Help your children guard their privacy from outsiders, but also make sure you respect their privacy.
You don't always have to know in order to care.
7. The gift of high expectations
You and I? We're not perfect. We all want to be better than we are.
Which means, sometimes, we can all use a little constructive feedback.
Think about a time when someone told you what you least wanted to hear -- and yet most needed to hear. You've never forgotten what they said.
It changed your life.
Why not do the same for your child?
8. The gift of a growth mindset
According to research on achievement and success by Stanford psychologist Carol Dweck, people tend to embrace one of two mental approaches to talent:
- Fixed mindset: the belief that intelligence, ability, and skill are inborn and relatively fixed--we "have" what we were born with. People with a fixed mindset typically say things like "I'm just not that smart" or "Math is not my thing."
- Growth mindset: the belief that intelligence, ability, and skill can be developed through effort -- we are what we work to become. People with a growth mindset typically say things like "With a little more time, I'll get it" or "That's OK. I'll give it another try."
That difference in perspective can be molded by the kind of praise we receive, and that often starts when we're kids. For example, say you are praised in one of these ways:
- "Wow, you figured that out so fast. You are so smart!"
- "Wow, you are amazing. You got an A without studying!"
Sounds great, right? The problem is that other messages hide inside those statements:
- "If I don't figure things out really quickly, I must not be very smart."
- "If I do have to study, I must not be amazing."
The result of those messages is a fixed mindset: We assume we are what we are. Then, when the going gets tough and we struggle, we feel helpless because we think what we "are" isn't good enough.
And when we think that, we stop trying.
When you praise your children only for achievements -- or criticize them for short-term failures -- you help create a fixed mindset environment. In time, your kids see every mistake as a failure. They see a lack of immediate results as a failure. In time, they can lose motivation and even stop trying.
After all, why try when trying won't matter?
Instead, make sure you focus on praising effort and application, too:
- "Great job! I can tell you put a lot of time into studying for that test."

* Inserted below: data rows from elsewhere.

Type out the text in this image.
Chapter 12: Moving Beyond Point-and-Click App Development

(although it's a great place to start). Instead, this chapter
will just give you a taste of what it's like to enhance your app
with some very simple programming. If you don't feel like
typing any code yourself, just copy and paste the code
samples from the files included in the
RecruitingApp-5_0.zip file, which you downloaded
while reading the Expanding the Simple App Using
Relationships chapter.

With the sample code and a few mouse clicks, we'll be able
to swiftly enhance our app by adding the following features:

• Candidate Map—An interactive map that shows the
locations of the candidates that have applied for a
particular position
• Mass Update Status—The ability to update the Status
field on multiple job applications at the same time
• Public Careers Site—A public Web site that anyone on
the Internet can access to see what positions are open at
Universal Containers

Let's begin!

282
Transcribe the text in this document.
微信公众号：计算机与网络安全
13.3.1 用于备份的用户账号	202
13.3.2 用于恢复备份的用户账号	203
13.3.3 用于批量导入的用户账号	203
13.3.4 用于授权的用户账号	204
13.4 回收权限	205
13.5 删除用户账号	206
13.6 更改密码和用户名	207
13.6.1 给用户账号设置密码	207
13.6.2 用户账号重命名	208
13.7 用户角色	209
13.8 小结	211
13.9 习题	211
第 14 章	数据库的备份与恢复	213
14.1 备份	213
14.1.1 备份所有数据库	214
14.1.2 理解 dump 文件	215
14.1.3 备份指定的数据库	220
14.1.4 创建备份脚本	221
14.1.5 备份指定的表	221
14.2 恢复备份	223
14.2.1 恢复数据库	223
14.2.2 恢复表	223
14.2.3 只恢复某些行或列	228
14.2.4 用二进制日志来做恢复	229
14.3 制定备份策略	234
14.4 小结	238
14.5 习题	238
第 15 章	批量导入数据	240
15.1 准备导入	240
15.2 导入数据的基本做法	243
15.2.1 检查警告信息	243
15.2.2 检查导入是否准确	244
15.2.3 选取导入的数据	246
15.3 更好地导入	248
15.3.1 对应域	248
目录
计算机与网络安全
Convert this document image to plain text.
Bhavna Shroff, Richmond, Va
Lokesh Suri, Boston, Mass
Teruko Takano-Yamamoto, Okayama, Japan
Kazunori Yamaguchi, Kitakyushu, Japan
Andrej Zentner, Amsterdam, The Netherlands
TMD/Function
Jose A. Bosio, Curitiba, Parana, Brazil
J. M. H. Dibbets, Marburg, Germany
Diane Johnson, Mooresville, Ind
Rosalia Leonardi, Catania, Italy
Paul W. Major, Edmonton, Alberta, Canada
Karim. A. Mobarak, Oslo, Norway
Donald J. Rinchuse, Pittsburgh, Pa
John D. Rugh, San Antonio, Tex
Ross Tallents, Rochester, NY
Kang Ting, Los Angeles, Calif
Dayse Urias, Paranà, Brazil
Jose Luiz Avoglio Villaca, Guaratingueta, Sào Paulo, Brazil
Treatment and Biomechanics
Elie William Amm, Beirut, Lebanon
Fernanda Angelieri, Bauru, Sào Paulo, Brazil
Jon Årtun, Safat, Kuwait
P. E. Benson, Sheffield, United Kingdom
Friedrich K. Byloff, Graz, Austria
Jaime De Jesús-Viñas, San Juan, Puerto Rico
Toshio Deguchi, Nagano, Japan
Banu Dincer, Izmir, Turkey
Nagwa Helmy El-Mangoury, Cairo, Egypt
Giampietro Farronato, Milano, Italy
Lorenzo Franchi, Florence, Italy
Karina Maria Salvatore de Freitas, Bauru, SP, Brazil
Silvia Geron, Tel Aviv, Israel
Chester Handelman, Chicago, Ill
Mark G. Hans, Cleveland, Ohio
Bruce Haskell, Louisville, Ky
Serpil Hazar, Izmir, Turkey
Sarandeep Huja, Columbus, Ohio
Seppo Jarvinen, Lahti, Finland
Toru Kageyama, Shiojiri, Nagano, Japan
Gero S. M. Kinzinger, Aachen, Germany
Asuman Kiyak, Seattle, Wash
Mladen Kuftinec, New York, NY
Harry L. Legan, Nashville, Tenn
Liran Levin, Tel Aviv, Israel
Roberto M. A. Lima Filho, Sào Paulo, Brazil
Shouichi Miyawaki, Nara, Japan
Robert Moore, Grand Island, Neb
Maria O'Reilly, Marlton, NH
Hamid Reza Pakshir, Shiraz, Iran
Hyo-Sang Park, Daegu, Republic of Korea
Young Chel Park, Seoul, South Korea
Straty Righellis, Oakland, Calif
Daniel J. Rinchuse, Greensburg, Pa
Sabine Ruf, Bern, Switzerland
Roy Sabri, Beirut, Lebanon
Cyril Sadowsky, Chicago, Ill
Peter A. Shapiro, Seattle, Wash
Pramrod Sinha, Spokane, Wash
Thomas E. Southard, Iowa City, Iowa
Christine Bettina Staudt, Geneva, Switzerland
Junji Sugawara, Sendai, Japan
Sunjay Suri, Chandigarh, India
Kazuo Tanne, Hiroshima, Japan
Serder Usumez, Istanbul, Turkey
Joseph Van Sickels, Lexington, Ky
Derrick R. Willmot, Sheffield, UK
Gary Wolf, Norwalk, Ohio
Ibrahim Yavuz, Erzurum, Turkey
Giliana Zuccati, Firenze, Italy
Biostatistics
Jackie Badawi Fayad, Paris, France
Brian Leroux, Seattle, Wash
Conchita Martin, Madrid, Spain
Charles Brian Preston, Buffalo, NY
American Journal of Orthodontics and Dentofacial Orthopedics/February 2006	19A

- "Great work! I know that took a lot of work, but you stayed with it until you finished."
The difference? You still praise results, but you praise results that are based on a foundation of effort and not on an assumption of innate talent or skill.
By praising effort, you help create an environment where your kids feel anything is possible -- all they have to do is keep trying.
So don't say "I know you'll get this; you're really smart," because "you're really smart" assumes an innate quality your child either has or does not have.
Instead, say "I have faith in you. You're a hard worker. I've never seen you give up. I know you'll get this."
Help your kids develop a growth mindset. Not only will they grow and learn, but they'll grow much more comfortable with stretching past their comfort zones -- because a momentary failure will just seem like another step on the path to success.